Косноязычные постепенно обретали утраченный было дар речи.
— Из деревни, что ли?
— Нету ее…
— То есть?
— Нету ее… Пустошь.
— За границу, что ли, выехала?
— Сожгли ее, когда опустела совсем. Людей теперь не собрать по стране… Обезглавились.
— Ты не страдай. Выпей…
— Какой там «выпей»!.. Мать пропили, только что пропили — закопали в глухомани, как чужую. Брат себе не взял, а мне некуда было брать…
— Бич?
— Нет. Просто не у дела. Я ведь, братец, бондарничал, а тут — стройка, нужны строители… Вот я подался в строители, а роблю не от души. Живу в общаге… Порой думаю: сегодня нас сократили, а завтра искать повсюду начнут. Придут ко мне — что я скажу? Скажу, что поздно, скажу, что я руки свои давно уже пропил…
— Выпей…
Этого еще не выдрали из земли с корнем, потому он и плакался первому встречному.
— Веревки! — по-прежнему стонала буфетчица, хозяйка «аквариума», и добавляла: — Конец всему!..
Вошли девицы с магнитофоном. «Сюда, чувихи!» — пригласили их подростки, колдующие над «ершом».
«Аквариум» наливался багровою кровью и отпугивал прохожих — в городе смеркалось, — и те, озираясь, пробегали стороной, боясь его, как ножа.
— Качайте ловчей, а то как побитые! — кричала буфетчица на мужиков, подходивших к прилавку.
И наливала, наливала… И пена крупными хлопьями, срываясь с кружек, падала на пол. Не пена даже, а клочья…
Девицы танцевали под магнитофон. Они были в джинсах в обтяжку и в белесых рубахах чуть ли не до колен, похожих на те, что выдают в армии и в зонах как нательное белье.

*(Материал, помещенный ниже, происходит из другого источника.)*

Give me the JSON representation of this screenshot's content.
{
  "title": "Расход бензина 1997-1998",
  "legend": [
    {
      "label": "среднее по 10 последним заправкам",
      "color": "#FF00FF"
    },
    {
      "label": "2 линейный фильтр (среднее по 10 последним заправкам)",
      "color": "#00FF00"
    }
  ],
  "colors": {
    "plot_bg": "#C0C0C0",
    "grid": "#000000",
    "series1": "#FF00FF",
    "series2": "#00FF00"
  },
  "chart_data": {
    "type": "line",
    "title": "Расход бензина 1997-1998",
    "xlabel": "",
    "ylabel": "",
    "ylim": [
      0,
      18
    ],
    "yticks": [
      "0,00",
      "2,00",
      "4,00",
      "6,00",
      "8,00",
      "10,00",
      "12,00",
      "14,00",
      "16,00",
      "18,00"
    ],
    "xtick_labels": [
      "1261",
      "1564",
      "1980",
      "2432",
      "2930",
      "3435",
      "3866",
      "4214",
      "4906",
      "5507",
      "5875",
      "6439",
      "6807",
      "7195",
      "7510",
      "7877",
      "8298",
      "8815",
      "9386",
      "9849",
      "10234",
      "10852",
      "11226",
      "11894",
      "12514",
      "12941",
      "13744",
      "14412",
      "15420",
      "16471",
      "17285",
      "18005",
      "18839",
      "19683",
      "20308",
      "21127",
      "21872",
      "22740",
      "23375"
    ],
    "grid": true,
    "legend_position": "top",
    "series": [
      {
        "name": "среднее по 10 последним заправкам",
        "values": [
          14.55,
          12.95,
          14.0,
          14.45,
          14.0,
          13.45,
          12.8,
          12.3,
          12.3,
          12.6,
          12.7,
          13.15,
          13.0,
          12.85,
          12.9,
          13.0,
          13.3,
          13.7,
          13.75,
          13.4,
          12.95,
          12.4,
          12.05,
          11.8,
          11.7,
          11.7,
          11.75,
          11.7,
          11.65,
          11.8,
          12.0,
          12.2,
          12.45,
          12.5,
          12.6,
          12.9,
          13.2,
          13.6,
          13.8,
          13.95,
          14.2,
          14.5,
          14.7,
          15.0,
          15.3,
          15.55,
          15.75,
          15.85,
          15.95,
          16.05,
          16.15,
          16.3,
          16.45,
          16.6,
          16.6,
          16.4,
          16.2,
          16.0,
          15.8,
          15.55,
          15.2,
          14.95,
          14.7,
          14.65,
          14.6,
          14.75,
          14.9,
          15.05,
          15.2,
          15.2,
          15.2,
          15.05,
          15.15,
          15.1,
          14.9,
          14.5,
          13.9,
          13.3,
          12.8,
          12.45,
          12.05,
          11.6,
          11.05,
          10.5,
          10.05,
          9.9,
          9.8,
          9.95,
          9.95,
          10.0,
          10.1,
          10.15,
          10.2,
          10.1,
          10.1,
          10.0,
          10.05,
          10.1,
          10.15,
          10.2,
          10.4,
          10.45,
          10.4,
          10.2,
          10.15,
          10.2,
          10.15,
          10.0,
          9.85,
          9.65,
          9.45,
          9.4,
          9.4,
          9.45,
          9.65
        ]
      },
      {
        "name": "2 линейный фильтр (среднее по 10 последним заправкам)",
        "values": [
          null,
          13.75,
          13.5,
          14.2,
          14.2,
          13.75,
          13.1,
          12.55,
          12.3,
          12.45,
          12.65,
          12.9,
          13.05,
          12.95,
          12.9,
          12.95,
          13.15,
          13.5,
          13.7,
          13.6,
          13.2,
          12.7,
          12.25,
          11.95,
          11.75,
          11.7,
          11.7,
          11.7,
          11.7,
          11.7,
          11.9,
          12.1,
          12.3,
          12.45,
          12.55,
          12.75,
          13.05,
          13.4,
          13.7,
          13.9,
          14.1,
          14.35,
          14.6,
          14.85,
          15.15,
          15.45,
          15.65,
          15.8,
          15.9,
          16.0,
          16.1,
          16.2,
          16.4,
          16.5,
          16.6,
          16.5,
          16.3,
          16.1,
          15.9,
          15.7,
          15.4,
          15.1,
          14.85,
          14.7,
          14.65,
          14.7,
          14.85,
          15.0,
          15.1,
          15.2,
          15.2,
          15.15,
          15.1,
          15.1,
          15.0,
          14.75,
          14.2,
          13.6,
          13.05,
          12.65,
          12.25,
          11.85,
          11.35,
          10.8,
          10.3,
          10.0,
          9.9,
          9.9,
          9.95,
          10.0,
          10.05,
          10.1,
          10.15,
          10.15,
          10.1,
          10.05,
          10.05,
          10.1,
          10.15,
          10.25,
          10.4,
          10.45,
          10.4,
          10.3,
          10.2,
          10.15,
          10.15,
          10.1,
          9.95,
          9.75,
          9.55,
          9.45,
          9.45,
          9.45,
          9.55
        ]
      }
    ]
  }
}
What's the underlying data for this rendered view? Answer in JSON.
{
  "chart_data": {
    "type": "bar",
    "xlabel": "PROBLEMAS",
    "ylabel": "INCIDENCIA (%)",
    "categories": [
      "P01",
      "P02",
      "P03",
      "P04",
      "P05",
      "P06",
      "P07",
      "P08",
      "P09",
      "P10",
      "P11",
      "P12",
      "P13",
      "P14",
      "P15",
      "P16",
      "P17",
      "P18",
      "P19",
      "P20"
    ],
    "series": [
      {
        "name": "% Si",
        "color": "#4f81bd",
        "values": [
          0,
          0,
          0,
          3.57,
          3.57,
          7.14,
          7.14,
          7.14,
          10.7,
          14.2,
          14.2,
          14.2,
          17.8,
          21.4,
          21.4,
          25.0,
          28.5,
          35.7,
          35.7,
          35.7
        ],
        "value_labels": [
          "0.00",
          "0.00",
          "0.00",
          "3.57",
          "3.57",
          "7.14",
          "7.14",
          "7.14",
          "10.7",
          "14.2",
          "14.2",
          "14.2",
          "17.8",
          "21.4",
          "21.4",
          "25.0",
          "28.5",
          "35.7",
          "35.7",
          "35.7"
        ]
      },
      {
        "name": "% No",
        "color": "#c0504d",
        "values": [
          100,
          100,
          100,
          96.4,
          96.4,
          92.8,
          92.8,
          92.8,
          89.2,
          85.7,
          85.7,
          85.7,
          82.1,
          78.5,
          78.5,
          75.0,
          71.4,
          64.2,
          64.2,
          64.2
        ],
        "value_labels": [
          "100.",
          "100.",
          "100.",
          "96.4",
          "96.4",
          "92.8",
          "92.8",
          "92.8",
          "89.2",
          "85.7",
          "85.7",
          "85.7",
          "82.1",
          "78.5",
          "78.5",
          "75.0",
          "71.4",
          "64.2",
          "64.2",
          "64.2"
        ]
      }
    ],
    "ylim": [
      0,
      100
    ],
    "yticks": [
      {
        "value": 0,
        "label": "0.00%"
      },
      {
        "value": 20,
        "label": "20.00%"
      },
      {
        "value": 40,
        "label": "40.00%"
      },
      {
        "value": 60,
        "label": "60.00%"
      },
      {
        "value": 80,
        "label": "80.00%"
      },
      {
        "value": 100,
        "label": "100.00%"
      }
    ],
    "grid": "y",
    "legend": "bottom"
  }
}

Наверное, мода.
Драка произошла неожиданно для всех. Малолетки чего-то не поделили — и два-три столика с грохотом опрокинулись на пол. Скрежетали осколки пивных кружек… Над кучей-малой взвилась сталистая ракета и, описав дугу, цокнула о цементный пол… Кто-то страшно заорал, как будто его пронзили ножом. На этот крик сбежались милиционеры, молодые парни, видимо, срочники, и выволокли сцепившийся клубок на улицу. Девицы вышли сами. «Там у них „воронок“, — подумал Ожегов. — За углом».

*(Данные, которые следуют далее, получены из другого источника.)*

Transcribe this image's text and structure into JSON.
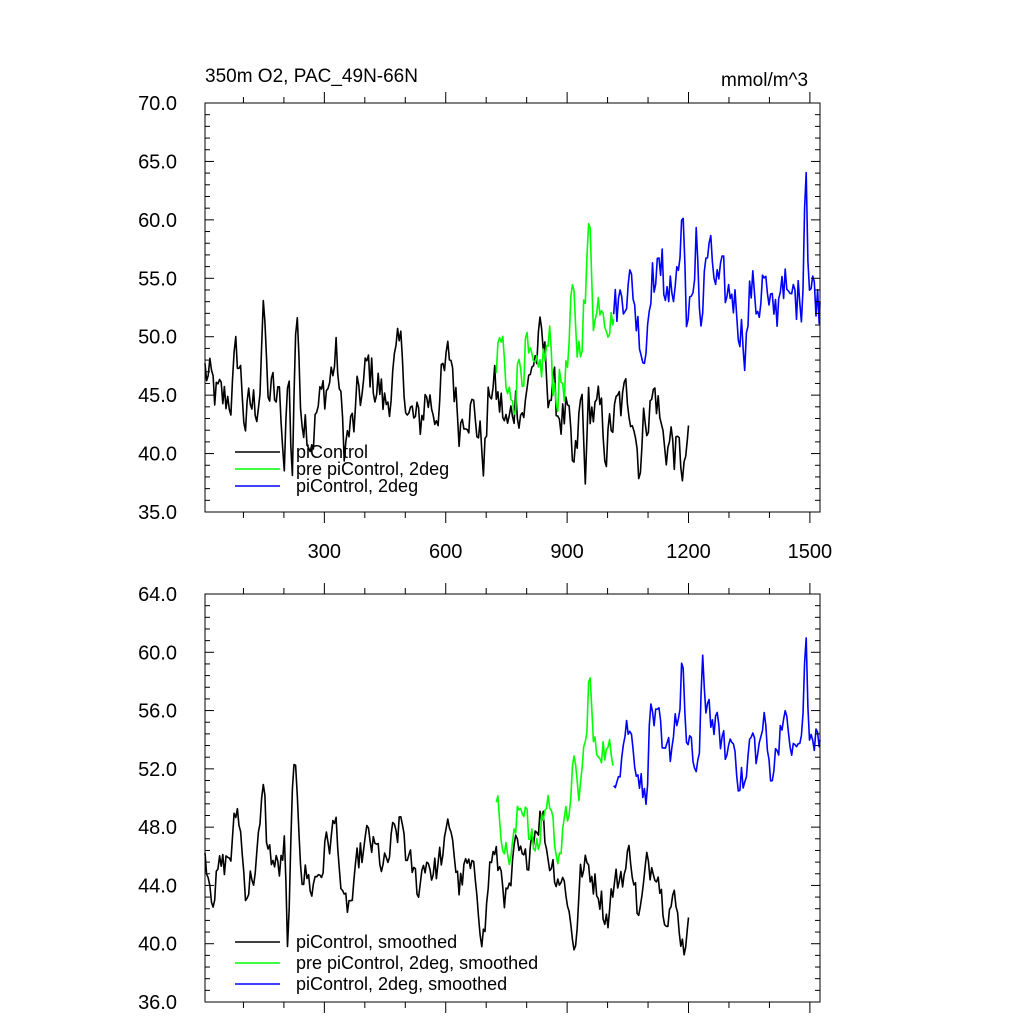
{
  "figure": {
    "title_left": "350m O2, PAC_49N-66N",
    "title_right": "mmol/m^3"
  },
  "chart_data": [
    {
      "type": "line",
      "panel": "top",
      "ylim": [
        35,
        70
      ],
      "y_ticks": [
        "35.0",
        "40.0",
        "45.0",
        "50.0",
        "55.0",
        "60.0",
        "65.0",
        "70.0"
      ],
      "xlim": [
        5,
        1525
      ],
      "x_ticks": [
        "300",
        "600",
        "900",
        "1200",
        "1500"
      ],
      "legend_position": "lower-left",
      "series": [
        {
          "name": "piControl",
          "color": "#000000",
          "x_start": 5,
          "x_end": 1200,
          "base": [
            47,
            45,
            44,
            45,
            48,
            43,
            44,
            47,
            45,
            44,
            46,
            51,
            44,
            42,
            44,
            46,
            48,
            41,
            42,
            45,
            47,
            46,
            44,
            47,
            48,
            43,
            42,
            45,
            44,
            46,
            48,
            43,
            45,
            43,
            40,
            46,
            44,
            42,
            45,
            44,
            48,
            49,
            46,
            44,
            43,
            38,
            44,
            44,
            43,
            41,
            43,
            44,
            45,
            40,
            44,
            45,
            41,
            41,
            39,
            40
          ],
          "spikes": [
            [
              150,
              53.7
            ],
            [
              200,
              37.8
            ],
            [
              220,
              36.6
            ],
            [
              945,
              37.4
            ],
            [
              1195,
              38.6
            ],
            [
              1200,
              42.4
            ]
          ]
        },
        {
          "name": "pre piControl, 2deg",
          "color": "#00ff00",
          "x_start": 725,
          "x_end": 1015,
          "base": [
            47,
            49,
            44,
            46,
            48,
            49,
            46,
            45,
            48,
            49,
            46,
            46,
            47,
            52,
            49,
            53,
            55,
            52,
            54,
            53,
            51
          ],
          "spikes": [
            [
              955,
              60.9
            ],
            [
              1015,
              51.5
            ]
          ]
        },
        {
          "name": "piControl, 2deg",
          "color": "#0000ff",
          "x_start": 1015,
          "x_end": 1525,
          "base": [
            52,
            53,
            55,
            54,
            51,
            49,
            56,
            55,
            52,
            53,
            56,
            55,
            52,
            51,
            52,
            57,
            55,
            54,
            53,
            54,
            52,
            50,
            54,
            53,
            55,
            51,
            52,
            56,
            53,
            53,
            54,
            55,
            54,
            53
          ],
          "spikes": [
            [
              1135,
              57.5
            ],
            [
              1185,
              61.7
            ],
            [
              1220,
              60.5
            ],
            [
              1450,
              53.5
            ],
            [
              1490,
              65.7
            ],
            [
              1500,
              54.0
            ]
          ]
        }
      ]
    },
    {
      "type": "line",
      "panel": "bottom",
      "ylim": [
        36,
        64
      ],
      "y_ticks": [
        "36.0",
        "40.0",
        "44.0",
        "48.0",
        "52.0",
        "56.0",
        "60.0",
        "64.0"
      ],
      "xlim": [
        5,
        1525
      ],
      "x_ticks": [
        "300",
        "600",
        "900",
        "1200",
        "1500"
      ],
      "legend_position": "lower-left",
      "series": [
        {
          "name": "piControl, smoothed",
          "color": "#000000",
          "x_start": 5,
          "x_end": 1200,
          "base": [
            46,
            44,
            45,
            46,
            49,
            44,
            45,
            48,
            46,
            45,
            47,
            51,
            45,
            44,
            45,
            47,
            48,
            42,
            43,
            46,
            47,
            46,
            45,
            47,
            48,
            45,
            44,
            46,
            45,
            46,
            48,
            44,
            45,
            44,
            41,
            46,
            45,
            43,
            46,
            45,
            48,
            49,
            46,
            45,
            44,
            40,
            45,
            45,
            44,
            42,
            44,
            45,
            46,
            42,
            45,
            46,
            43,
            43,
            41,
            41
          ],
          "spikes": [
            [
              150,
              51.4
            ],
            [
              210,
              38.6
            ],
            [
              1190,
              39.1
            ],
            [
              1200,
              41.8
            ]
          ]
        },
        {
          "name": "pre piControl, 2deg, smoothed",
          "color": "#00ff00",
          "x_start": 725,
          "x_end": 1015,
          "base": [
            49,
            48,
            46,
            47,
            49,
            50,
            47,
            46,
            49,
            50,
            47,
            47,
            48,
            52,
            50,
            53,
            55,
            53,
            54,
            53,
            52
          ],
          "spikes": [
            [
              955,
              59.1
            ],
            [
              1015,
              52.3
            ]
          ]
        },
        {
          "name": "piControl, 2deg, smoothed",
          "color": "#0000ff",
          "x_start": 1015,
          "x_end": 1525,
          "base": [
            52,
            53,
            55,
            54,
            52,
            50,
            56,
            55,
            52,
            53,
            56,
            55,
            53,
            52,
            53,
            57,
            55,
            54,
            53,
            54,
            52,
            51,
            54,
            53,
            55,
            52,
            53,
            56,
            54,
            53,
            54,
            55,
            54,
            54
          ],
          "spikes": [
            [
              1185,
              60.4
            ],
            [
              1235,
              59.8
            ],
            [
              1490,
              61.8
            ],
            [
              1500,
              54.0
            ]
          ]
        }
      ]
    }
  ]
}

Публика успокоилась. Мужики потихоньку стали возвращаться к своим столам.
— Вроде ножом работали?
— Сейчас менты придут — выясним…
Но никто не пришел ни через пять минут, ни через десять. В «аквариуме» продолжали тянуть пивцо, мешая его с водкой или с краснотой, — по средствам ершили, а не по желанию. Как всегда. И — курили, курили беспрестанно, сгущая над собою табачные облака. Порою казалось, что люди боятся прохожих, которые могли рассмотреть их сквозь стекла «аквариума», и дымили, пряча лица, хоть этих лиц, в сущности, не было. Черти — с рогами и без рогов — пировали на чьих-то поминках, не желая оплакивать того, по кому поминки справлялись.
Даже потасовка, где блеснул нож, никого не отрезвила и не привела в чувства. Эти больные не боялись смерти от ножа, потому что сами медленно умирали за столиками. Умирали взрослые, позволяя умирать молодняку, что толпился рядом. Никто ни о ком не думал — видимо, болезнь мешала думать, постепенно убивая всех. И никто ее, эту болезнь, не мог скрутить так же ловко, как недавно на глазах у всех скрутили подростков, чтобы вывести на улицу — к «воронку».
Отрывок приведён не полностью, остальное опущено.